Burst or actively leaking pipes · Sewage backup into your home · Sudden pressure loss throughout the house · Water heater failure · Water stains spreading through walls or ceilings · Sulfur smell from multiple drains (possible sewer gas — health hazard)
Always hire a plumber for: work on the main shutoff or sewer line, water heater installation, moving drain or supply lines to new locations, any work requiring a permit, and gas line connections to appliances.
Permits: What Requires One and Why It Matters
Permits aren't bureaucratic friction — they trigger inspections that verify work is safe and code-compliant, protecting your home and its resale value.
Work that typically requires a permit: water heater replacement (most municipalities), adding or relocating drain or supply lines, sewer line repair or replacement, and gas line work connected to appliances.
Work that typically does not require a permit: replacing a faucet at an existing location, fixing a running toilet, snaking a drain, replacing an accessible drain pipe section, or swapping a shutoff valve.
If a contractor says a permit isn't needed for major structural work — or suggests skipping it to "save money" — walk away. Unpermitted work can void insurance claims, fail home inspections at sale, and create personal liability if something goes wrong.
How to Hire the Right Plumber
The difference between a good hire and a bad one is rarely about price alone. It's documentation, communication, and verification.
Ask for their license number and check it on your state's contractor licensing board website. Plumbing licenses require significant testing and apprenticeship — unlicensed contractors have no regulatory accountability.

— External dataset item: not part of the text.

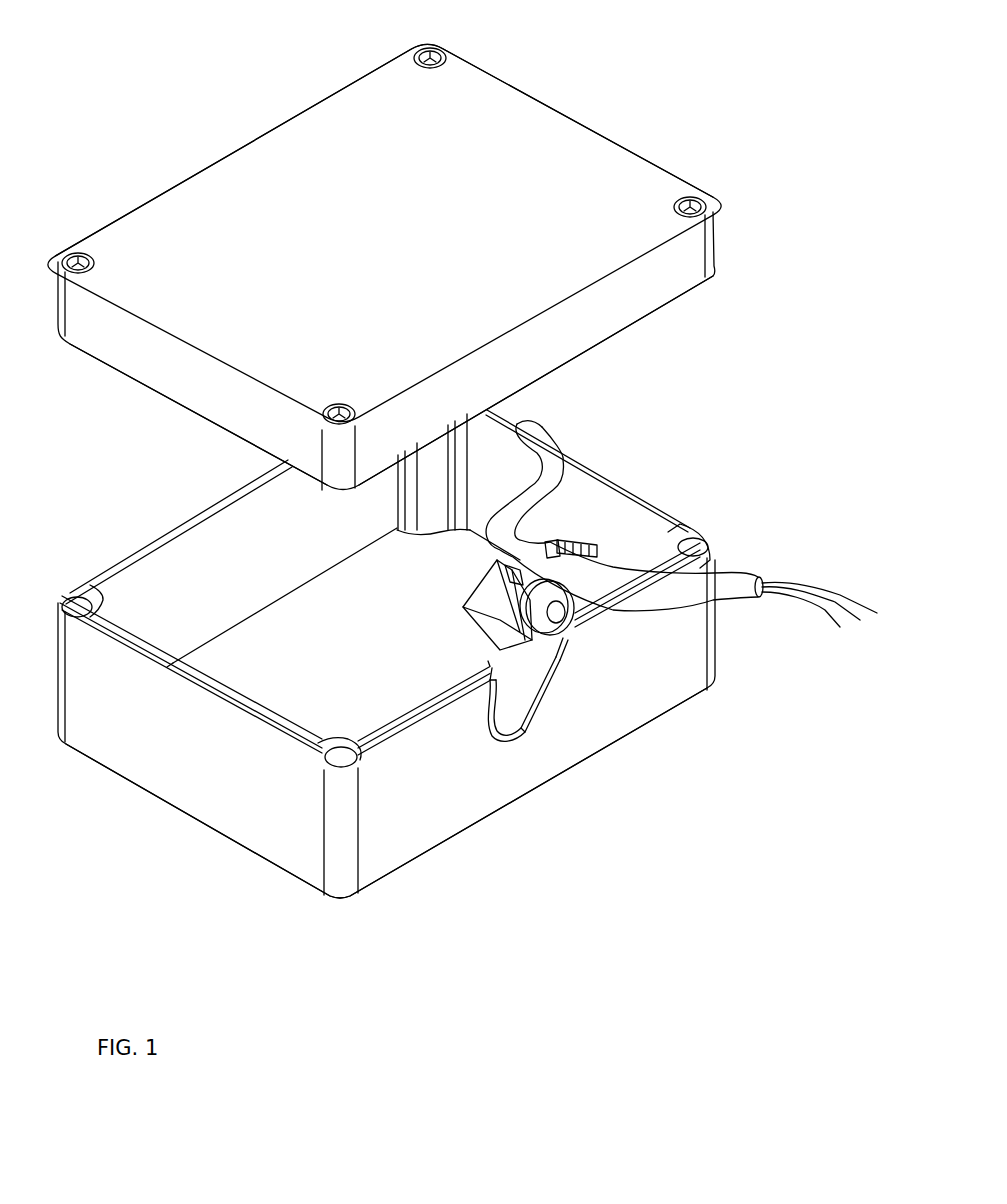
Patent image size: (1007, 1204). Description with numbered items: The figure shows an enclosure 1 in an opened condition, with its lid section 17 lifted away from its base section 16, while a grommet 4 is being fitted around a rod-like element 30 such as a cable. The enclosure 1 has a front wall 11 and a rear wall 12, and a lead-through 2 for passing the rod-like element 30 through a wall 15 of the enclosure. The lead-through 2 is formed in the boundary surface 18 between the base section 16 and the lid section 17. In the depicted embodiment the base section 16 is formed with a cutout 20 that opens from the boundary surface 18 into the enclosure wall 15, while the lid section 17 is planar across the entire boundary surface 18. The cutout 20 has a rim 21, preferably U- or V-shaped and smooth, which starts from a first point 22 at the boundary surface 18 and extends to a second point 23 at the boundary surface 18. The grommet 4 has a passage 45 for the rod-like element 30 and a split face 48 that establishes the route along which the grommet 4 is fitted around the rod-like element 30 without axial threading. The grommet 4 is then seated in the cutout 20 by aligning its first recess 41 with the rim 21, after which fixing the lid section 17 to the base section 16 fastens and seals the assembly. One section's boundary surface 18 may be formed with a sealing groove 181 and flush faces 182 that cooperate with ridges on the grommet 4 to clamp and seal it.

Request a certificate of insurance showing general liability (minimum $1M) and workers' compensation. If a worker is injured on your property with no workers' comp, you may bear liability in some states.
For any job over $300, get at least two quotes. Each should itemize labor, materials, and permit costs separately. A vague flat-rate number without breakdown is a comparison dead-end.
Reputable plumbers back their labor with a warranty — typically 30 days to 1 year. Part and fixture warranties are separate (manufacturer). Get the labor warranty in writing before signing.
Patterns matter more than individual reviews. 200 reviews at 4.5 stars outweighs 12 five-star reviews. Look specifically for punctuality, cleanup, and whether final pricing matched the estimate.
Red Flags to Watch For
Plumbing scams and low-quality contractors follow recognizable patterns. Watch for these before and during any job.
- Demands large cash payment upfront (more than 30% before work begins)
- Refuses to provide a written, itemized estimate
- Cannot provide a license number or insurance certificate when asked
- Suggests skipping the permit to "save time and money"
- Diagnoses expensive problems on a first visit without camera inspection or detection equipment
- Pressures you to decide immediately with "today only" pricing
- Has no verifiable online presence — no reviews, business address, or registered entity
- Cannot explain the problem or proposed repair in plain language
If a plumber diagnoses a major problem you weren't expecting, you're entitled to pause and get another contractor's assessment. A professional will not pressure you. A scammer will.